Elizabethan chronicles developed More's narrative of Tyrrell and the Princes in the Tower. According to Richard Grafton's A Chronicle at Large (1568–69), Richard III gave James Tyrrell and Sir Thomas Tyrell (who were "brethren of blood") the keys to the Tower. James Tyrell "devised that they should be murthered in their beds", and appointed Miles Forrest and John Dighton to smother them. Tyrell, according to the chronicles, supervised the burials "at the stayre foote, metely deepe in the ground under a great heape of stones". Tyrell reported the burial to Richard III, who ordered that they be buried secretly in another place. Forrest "miserably rotted away" at St. Martin's Le Grand and Dighton lived in "great misery" at Calais.

==Marriage and issue==
In 1469, Tyrrell married Anne Arundel, the daughter of John Arundel of Lanherne, by his first wife, Elizabeth Morley, daughter of Thomas, Lord Morley, by whom he had three sons and a daughter:

- Sir Thomas Tyrrell (d. 1551) of Gipping, who married Margaret Willoughby, daughter of Christopher Willoughby, 10th Baron Willoughby de Eresby, by whom he had a son, Sir John Tyrrell (d. 1574), who married Elizabeth Munday, the daughter of Sir John Munday (d. 1537), Lord Mayor of London, and a daughter, Anne Tyrrell, who married Sir John Clere of Ormesby.
- James Tyrrell (d. 1539) of Columbine Hall in Stowupland, who married Anne Hotoft.
- William Tyrrell.
- Anne Tyrrell, who married Sir Richard Wentworth (d. 1528) of Nettlestead, by whom she was the mother of Thomas Wentworth, 1st Baron Wentworth.

==Further discussion==
In a television programme first broadcast on Channel 4 in the UK on 21 March 2015, historian David Starkey claimed to have discovered royal records showing that both Henry VII and his wife Elizabeth, the sister of Edward V and Richard Duke of York, were present throughout Tyrrell's trial. However, contemporary documents originally retrieved by scholar Rosemary Horrox record that the king and queen were lodged in the Royal Apartments at the Tower during Tyrrell's trial, which was not held at the Tower itself.

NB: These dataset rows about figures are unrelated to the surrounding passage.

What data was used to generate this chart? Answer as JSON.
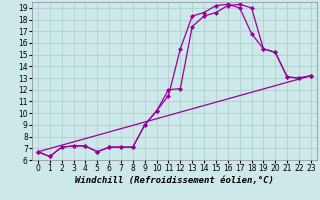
{
  "xlabel": "Windchill (Refroidissement éolien,°C)",
  "bg_color": "#cce8e8",
  "grid_color": "#aacccc",
  "line_color": "#990099",
  "xlim": [
    -0.5,
    23.5
  ],
  "ylim": [
    6,
    19.5
  ],
  "xticks": [
    0,
    1,
    2,
    3,
    4,
    5,
    6,
    7,
    8,
    9,
    10,
    11,
    12,
    13,
    14,
    15,
    16,
    17,
    18,
    19,
    20,
    21,
    22,
    23
  ],
  "yticks": [
    6,
    7,
    8,
    9,
    10,
    11,
    12,
    13,
    14,
    15,
    16,
    17,
    18,
    19
  ],
  "line1_x": [
    0,
    1,
    2,
    3,
    4,
    5,
    6,
    7,
    8,
    9,
    10,
    11,
    12,
    13,
    14,
    15,
    16,
    17,
    18,
    19,
    20,
    21,
    22,
    23
  ],
  "line1_y": [
    6.7,
    6.3,
    7.1,
    7.2,
    7.2,
    6.7,
    7.1,
    7.1,
    7.1,
    9.0,
    10.2,
    12.0,
    12.1,
    17.4,
    18.3,
    18.6,
    19.2,
    19.3,
    19.0,
    15.5,
    15.2,
    13.1,
    13.0,
    13.2
  ],
  "line2_x": [
    0,
    1,
    2,
    3,
    4,
    5,
    6,
    7,
    8,
    9,
    10,
    11,
    12,
    13,
    14,
    15,
    16,
    17,
    18,
    19,
    20,
    21,
    22,
    23
  ],
  "line2_y": [
    6.7,
    6.3,
    7.1,
    7.2,
    7.2,
    6.7,
    7.1,
    7.1,
    7.1,
    9.0,
    10.2,
    11.5,
    15.5,
    18.3,
    18.6,
    19.2,
    19.3,
    19.0,
    16.8,
    15.5,
    15.2,
    13.1,
    13.0,
    13.2
  ],
  "line3_x": [
    0,
    23
  ],
  "line3_y": [
    6.7,
    13.2
  ],
  "marker_size": 2.5,
  "line_width": 0.9,
  "tick_fontsize": 5.5,
  "xlabel_fontsize": 6.5
}
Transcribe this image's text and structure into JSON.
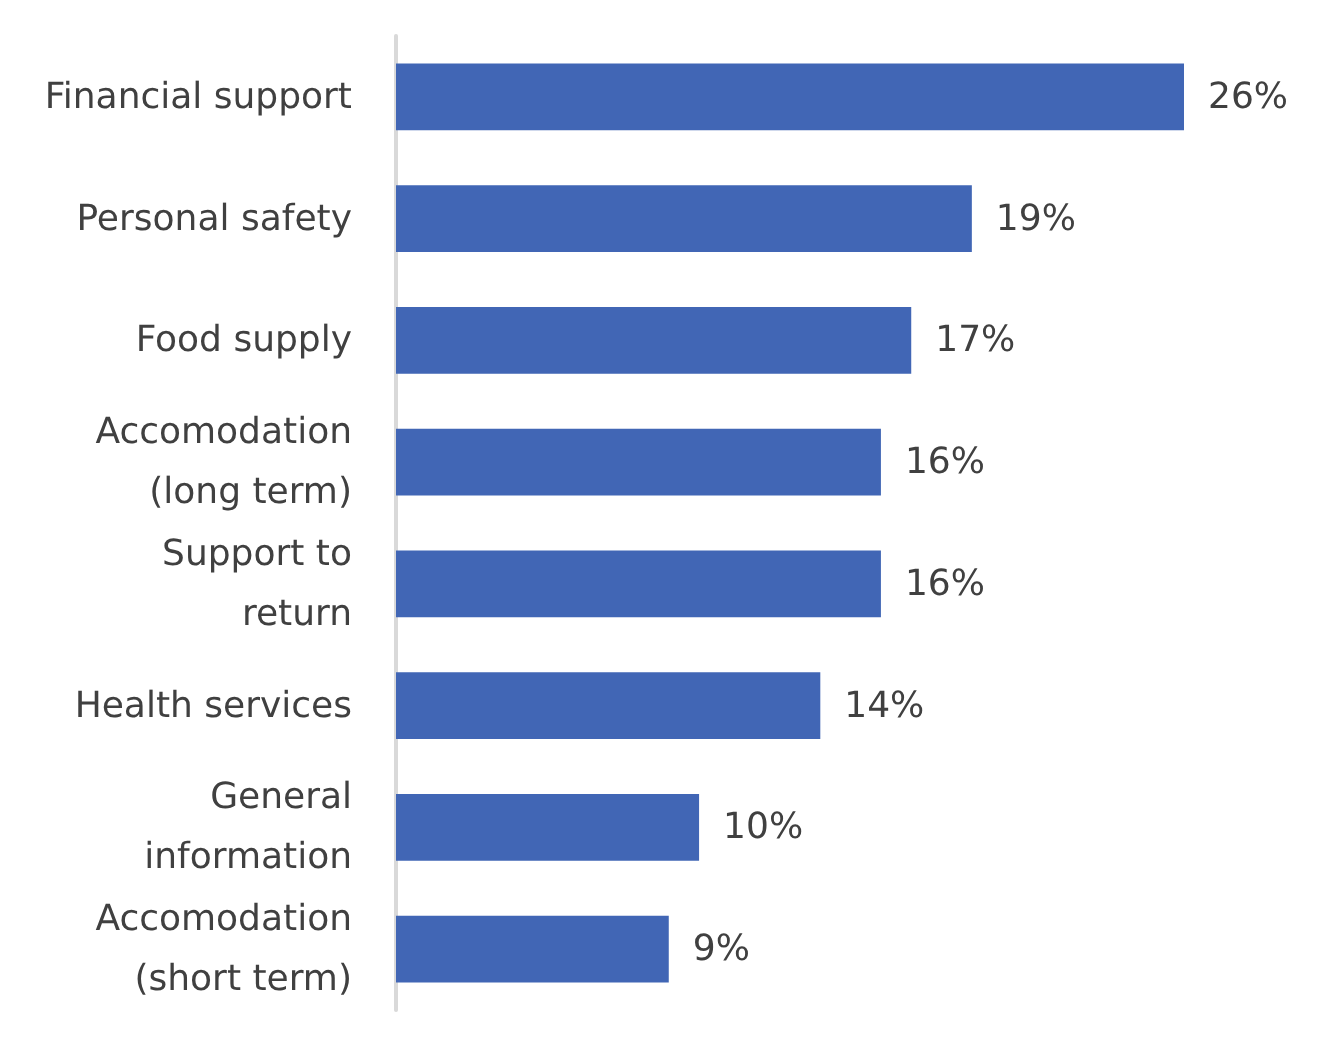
{
  "chart_data": {
    "type": "bar",
    "orientation": "horizontal",
    "categories": [
      "Financial support",
      "Personal safety",
      "Food supply",
      "Accomodation\n(long term)",
      "Support to\nreturn",
      "Health services",
      "General\ninformation",
      "Accomodation\n(short term)"
    ],
    "values": [
      26,
      19,
      17,
      16,
      16,
      14,
      10,
      9
    ],
    "value_labels": [
      "26%",
      "19%",
      "17%",
      "16%",
      "16%",
      "14%",
      "10%",
      "9%"
    ],
    "color": "#4166b5",
    "tick_labels": "y"
  }
}
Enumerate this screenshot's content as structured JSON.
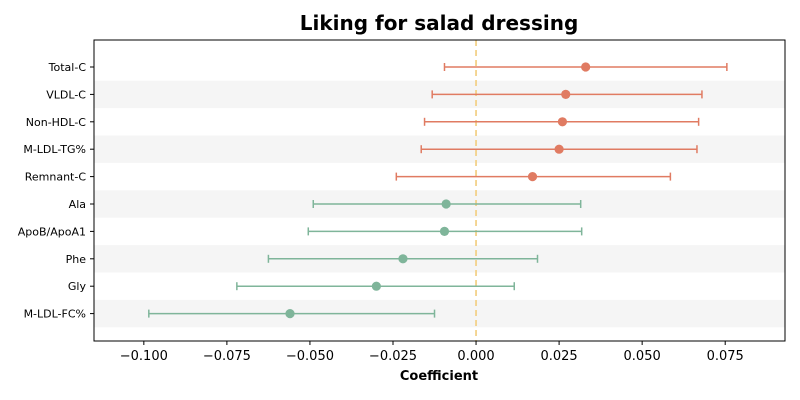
{
  "chart_data": {
    "type": "scatter",
    "subtype": "forest-plot",
    "title": "Liking for salad dressing",
    "xlabel": "Coefficient",
    "ylabel": "",
    "xlim": [
      -0.115,
      0.093
    ],
    "xticks": [
      -0.1,
      -0.075,
      -0.05,
      -0.025,
      0.0,
      0.025,
      0.05,
      0.075
    ],
    "xtick_labels": [
      "−0.100",
      "−0.075",
      "−0.050",
      "−0.025",
      "0.000",
      "0.025",
      "0.050",
      "0.075"
    ],
    "reference_line": {
      "x": 0.0,
      "style": "dashed",
      "color": "#f3d28a"
    },
    "alternating_row_bands": true,
    "colors": {
      "positive": "#e07b62",
      "negative": "#7fb59a",
      "band": "#f5f5f5"
    },
    "rows": [
      {
        "label": "Total-C",
        "estimate": 0.033,
        "lower": -0.0095,
        "upper": 0.0755,
        "group": "positive"
      },
      {
        "label": "VLDL-C",
        "estimate": 0.027,
        "lower": -0.0132,
        "upper": 0.068,
        "group": "positive"
      },
      {
        "label": "Non-HDL-C",
        "estimate": 0.026,
        "lower": -0.0155,
        "upper": 0.067,
        "group": "positive"
      },
      {
        "label": "M-LDL-TG%",
        "estimate": 0.025,
        "lower": -0.0165,
        "upper": 0.0665,
        "group": "positive"
      },
      {
        "label": "Remnant-C",
        "estimate": 0.017,
        "lower": -0.024,
        "upper": 0.0585,
        "group": "positive"
      },
      {
        "label": "Ala",
        "estimate": -0.009,
        "lower": -0.049,
        "upper": 0.0315,
        "group": "negative"
      },
      {
        "label": "ApoB/ApoA1",
        "estimate": -0.0095,
        "lower": -0.0505,
        "upper": 0.0318,
        "group": "negative"
      },
      {
        "label": "Phe",
        "estimate": -0.022,
        "lower": -0.0625,
        "upper": 0.0185,
        "group": "negative"
      },
      {
        "label": "Gly",
        "estimate": -0.03,
        "lower": -0.072,
        "upper": 0.0115,
        "group": "negative"
      },
      {
        "label": "M-LDL-FC%",
        "estimate": -0.056,
        "lower": -0.0985,
        "upper": -0.0125,
        "group": "negative"
      }
    ]
  }
}
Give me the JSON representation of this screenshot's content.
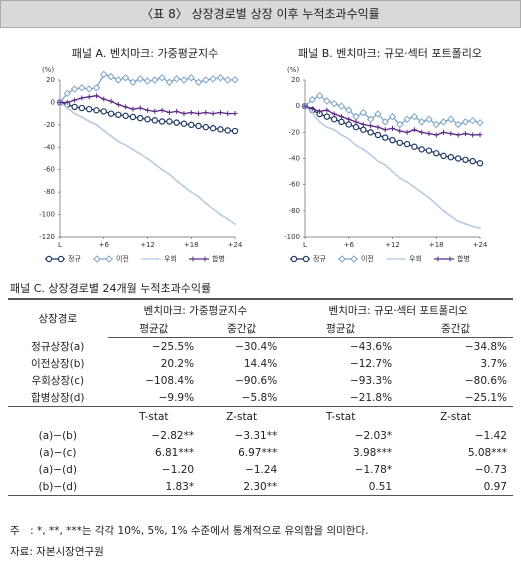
{
  "title": "〈표 8〉 상장경로별 상장 이후 누적초과수익률",
  "chart_data": [
    {
      "type": "line",
      "title": "패널 A. 벤치마크: 가중평균지수",
      "y_label": "(%)",
      "x": [
        0,
        1,
        2,
        3,
        4,
        5,
        6,
        7,
        8,
        9,
        10,
        11,
        12,
        13,
        14,
        15,
        16,
        17,
        18,
        19,
        20,
        21,
        22,
        23,
        24
      ],
      "xlim": [
        0,
        24
      ],
      "xticks": [
        {
          "value": 0,
          "label": "L"
        },
        {
          "value": 6,
          "label": "+6"
        },
        {
          "value": 12,
          "label": "+12"
        },
        {
          "value": 18,
          "label": "+18"
        },
        {
          "value": 24,
          "label": "+24"
        }
      ],
      "ylim": [
        -120,
        20
      ],
      "yticks": [
        20,
        0,
        -20,
        -40,
        -60,
        -80,
        -100,
        -120
      ],
      "series": [
        {
          "name": "정규",
          "color": "#1f3864",
          "values": [
            0,
            -2,
            -4,
            -5,
            -6,
            -7,
            -8,
            -10,
            -11,
            -12,
            -13,
            -14,
            -15,
            -16,
            -17,
            -17,
            -18,
            -19,
            -20,
            -21,
            -22,
            -23,
            -24,
            -25,
            -25.5
          ]
        },
        {
          "name": "이전",
          "color": "#7fa7c9",
          "values": [
            0,
            8,
            12,
            13,
            12,
            13,
            25,
            23,
            20,
            22,
            18,
            21,
            19,
            20,
            22,
            18,
            21,
            20,
            22,
            18,
            20,
            21,
            22,
            20,
            20.2
          ]
        },
        {
          "name": "우회",
          "color": "#b8cce4",
          "values": [
            0,
            -5,
            -10,
            -13,
            -17,
            -20,
            -25,
            -30,
            -35,
            -38,
            -42,
            -46,
            -50,
            -55,
            -60,
            -64,
            -70,
            -75,
            -80,
            -84,
            -90,
            -95,
            -100,
            -104,
            -108.4
          ]
        },
        {
          "name": "합병",
          "color": "#5b2a86",
          "values": [
            0,
            0,
            2,
            4,
            5,
            6,
            3,
            1,
            -2,
            -4,
            -6,
            -5,
            -7,
            -8,
            -7,
            -9,
            -8,
            -10,
            -9,
            -10,
            -9,
            -10,
            -9,
            -10,
            -9.9
          ]
        }
      ]
    },
    {
      "type": "line",
      "title": "패널 B. 벤치마크: 규모·섹터 포트폴리오",
      "y_label": "(%)",
      "x": [
        0,
        1,
        2,
        3,
        4,
        5,
        6,
        7,
        8,
        9,
        10,
        11,
        12,
        13,
        14,
        15,
        16,
        17,
        18,
        19,
        20,
        21,
        22,
        23,
        24
      ],
      "xlim": [
        0,
        24
      ],
      "xticks": [
        {
          "value": 0,
          "label": "L"
        },
        {
          "value": 6,
          "label": "+6"
        },
        {
          "value": 12,
          "label": "+12"
        },
        {
          "value": 18,
          "label": "+18"
        },
        {
          "value": 24,
          "label": "+24"
        }
      ],
      "ylim": [
        -100,
        20
      ],
      "yticks": [
        20,
        0,
        -20,
        -40,
        -60,
        -80,
        -100
      ],
      "series": [
        {
          "name": "정규",
          "color": "#1f3864",
          "values": [
            0,
            -3,
            -6,
            -8,
            -10,
            -12,
            -14,
            -16,
            -18,
            -20,
            -22,
            -24,
            -26,
            -28,
            -29,
            -31,
            -33,
            -34,
            -36,
            -38,
            -39,
            -40,
            -41,
            -42,
            -43.6
          ]
        },
        {
          "name": "이전",
          "color": "#7fa7c9",
          "values": [
            0,
            5,
            8,
            4,
            2,
            0,
            -3,
            -8,
            -5,
            -10,
            -6,
            -12,
            -8,
            -14,
            -10,
            -8,
            -12,
            -10,
            -14,
            -12,
            -10,
            -14,
            -12,
            -11,
            -12.7
          ]
        },
        {
          "name": "우회",
          "color": "#b8cce4",
          "values": [
            0,
            -5,
            -12,
            -16,
            -18,
            -22,
            -25,
            -30,
            -33,
            -37,
            -42,
            -45,
            -50,
            -55,
            -58,
            -62,
            -66,
            -70,
            -75,
            -80,
            -84,
            -88,
            -90,
            -92,
            -93.3
          ]
        },
        {
          "name": "합병",
          "color": "#5b2a86",
          "values": [
            0,
            -2,
            -4,
            -3,
            -6,
            -8,
            -10,
            -12,
            -14,
            -15,
            -16,
            -18,
            -17,
            -19,
            -20,
            -18,
            -20,
            -21,
            -22,
            -20,
            -21,
            -22,
            -21,
            -22,
            -21.8
          ]
        }
      ]
    }
  ],
  "panel_c": {
    "title": "패널 C. 상장경로별 24개월 누적초과수익률",
    "header": {
      "row_label": "상장경로",
      "groups": [
        "벤치마크: 가중평균지수",
        "벤치마크: 규모·섹터 포트폴리오"
      ],
      "sub": [
        "평균값",
        "중간값",
        "평균값",
        "중간값"
      ]
    },
    "rows": [
      [
        "정규상장(a)",
        "−25.5%",
        "−30.4%",
        "−43.6%",
        "−34.8%"
      ],
      [
        "이전상장(b)",
        "20.2%",
        "14.4%",
        "−12.7%",
        "3.7%"
      ],
      [
        "우회상장(c)",
        "−108.4%",
        "−90.6%",
        "−93.3%",
        "−80.6%"
      ],
      [
        "합병상장(d)",
        "−9.9%",
        "−5.8%",
        "−21.8%",
        "−25.1%"
      ]
    ],
    "stat_header": [
      "T-stat",
      "Z-stat",
      "T-stat",
      "Z-stat"
    ],
    "stat_rows": [
      [
        "(a)−(b)",
        "−2.82**",
        "−3.31**",
        "−2.03*",
        "−1.42"
      ],
      [
        "(a)−(c)",
        "6.81***",
        "6.97***",
        "3.98***",
        "5.08***"
      ],
      [
        "(a)−(d)",
        "−1.20",
        "−1.24",
        "−1.78*",
        "−0.73"
      ],
      [
        "(b)−(d)",
        "1.83*",
        "2.30**",
        "0.51",
        "0.97"
      ]
    ]
  },
  "notes": [
    "주　: *, **, ***는 각각 10%, 5%, 1% 수준에서 통계적으로 유의함을 의미한다.",
    "자료: 자본시장연구원"
  ]
}
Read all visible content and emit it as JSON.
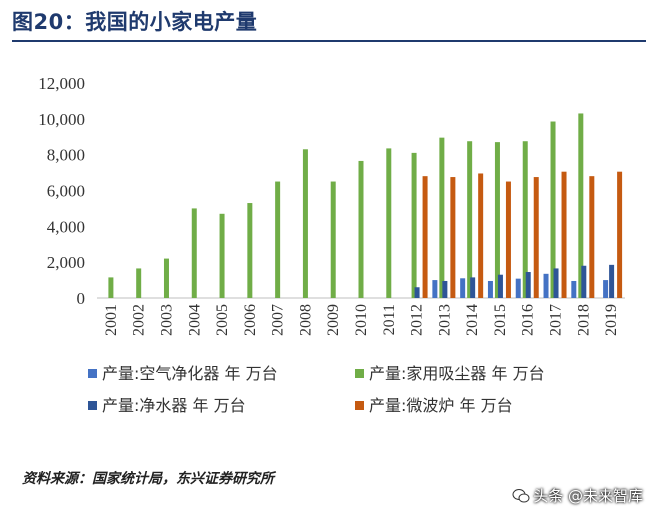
{
  "page_title": "图20：我国的小家电产量",
  "source_note": "资料来源：国家统计局，东兴证券研究所",
  "watermark": "头条 @未来智库",
  "colors": {
    "title": "#1f3a6e",
    "aircon": "#4472c4",
    "vacuum": "#70ad47",
    "purifier": "#2e5597",
    "microwave": "#c55a11"
  },
  "chart_data": {
    "type": "bar",
    "title": "",
    "xlabel": "",
    "ylabel": "",
    "ylim": [
      0,
      12000
    ],
    "yticks": [
      0,
      2000,
      4000,
      6000,
      8000,
      10000,
      12000
    ],
    "ytick_labels": [
      "0",
      "2,000",
      "4,000",
      "6,000",
      "8,000",
      "10,000",
      "12,000"
    ],
    "categories": [
      "2001",
      "2002",
      "2003",
      "2004",
      "2005",
      "2006",
      "2007",
      "2008",
      "2009",
      "2010",
      "2011",
      "2012",
      "2013",
      "2014",
      "2015",
      "2016",
      "2017",
      "2018",
      "2019"
    ],
    "grid": false,
    "legend_position": "bottom",
    "series": [
      {
        "name": "产量:空气净化器 年 万台",
        "color": "#4472c4",
        "values": [
          null,
          null,
          null,
          null,
          null,
          null,
          null,
          null,
          null,
          null,
          null,
          null,
          1000,
          1100,
          950,
          1080,
          1350,
          950,
          1000
        ]
      },
      {
        "name": "产量:家用吸尘器 年 万台",
        "color": "#70ad47",
        "values": [
          1150,
          1650,
          2200,
          5000,
          4700,
          5300,
          6500,
          8300,
          6500,
          7650,
          8350,
          8100,
          8950,
          8750,
          8700,
          8750,
          9850,
          10300,
          null
        ]
      },
      {
        "name": "产量:净水器 年 万台",
        "color": "#2e5597",
        "values": [
          null,
          null,
          null,
          null,
          null,
          null,
          null,
          null,
          null,
          null,
          null,
          600,
          950,
          1150,
          1300,
          1450,
          1650,
          1800,
          1850
        ]
      },
      {
        "name": "产量:微波炉 年 万台",
        "color": "#c55a11",
        "values": [
          null,
          null,
          null,
          null,
          null,
          null,
          null,
          null,
          null,
          null,
          null,
          6800,
          6750,
          6950,
          6500,
          6750,
          7050,
          6800,
          7050
        ]
      }
    ]
  }
}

In his 1593 play Richard III, William Shakespeare portrays Tyrrell as the man who organises the princes' murders.

In 2024, Professor Tim Thornton of the University of Huddersfield contended that a chain belonging to Edward V, and mentioned in the will of Tyrrell's sister-in-law Margaret Capel, was a chain of office, and supported claims that Tyrrell was involved in the murder.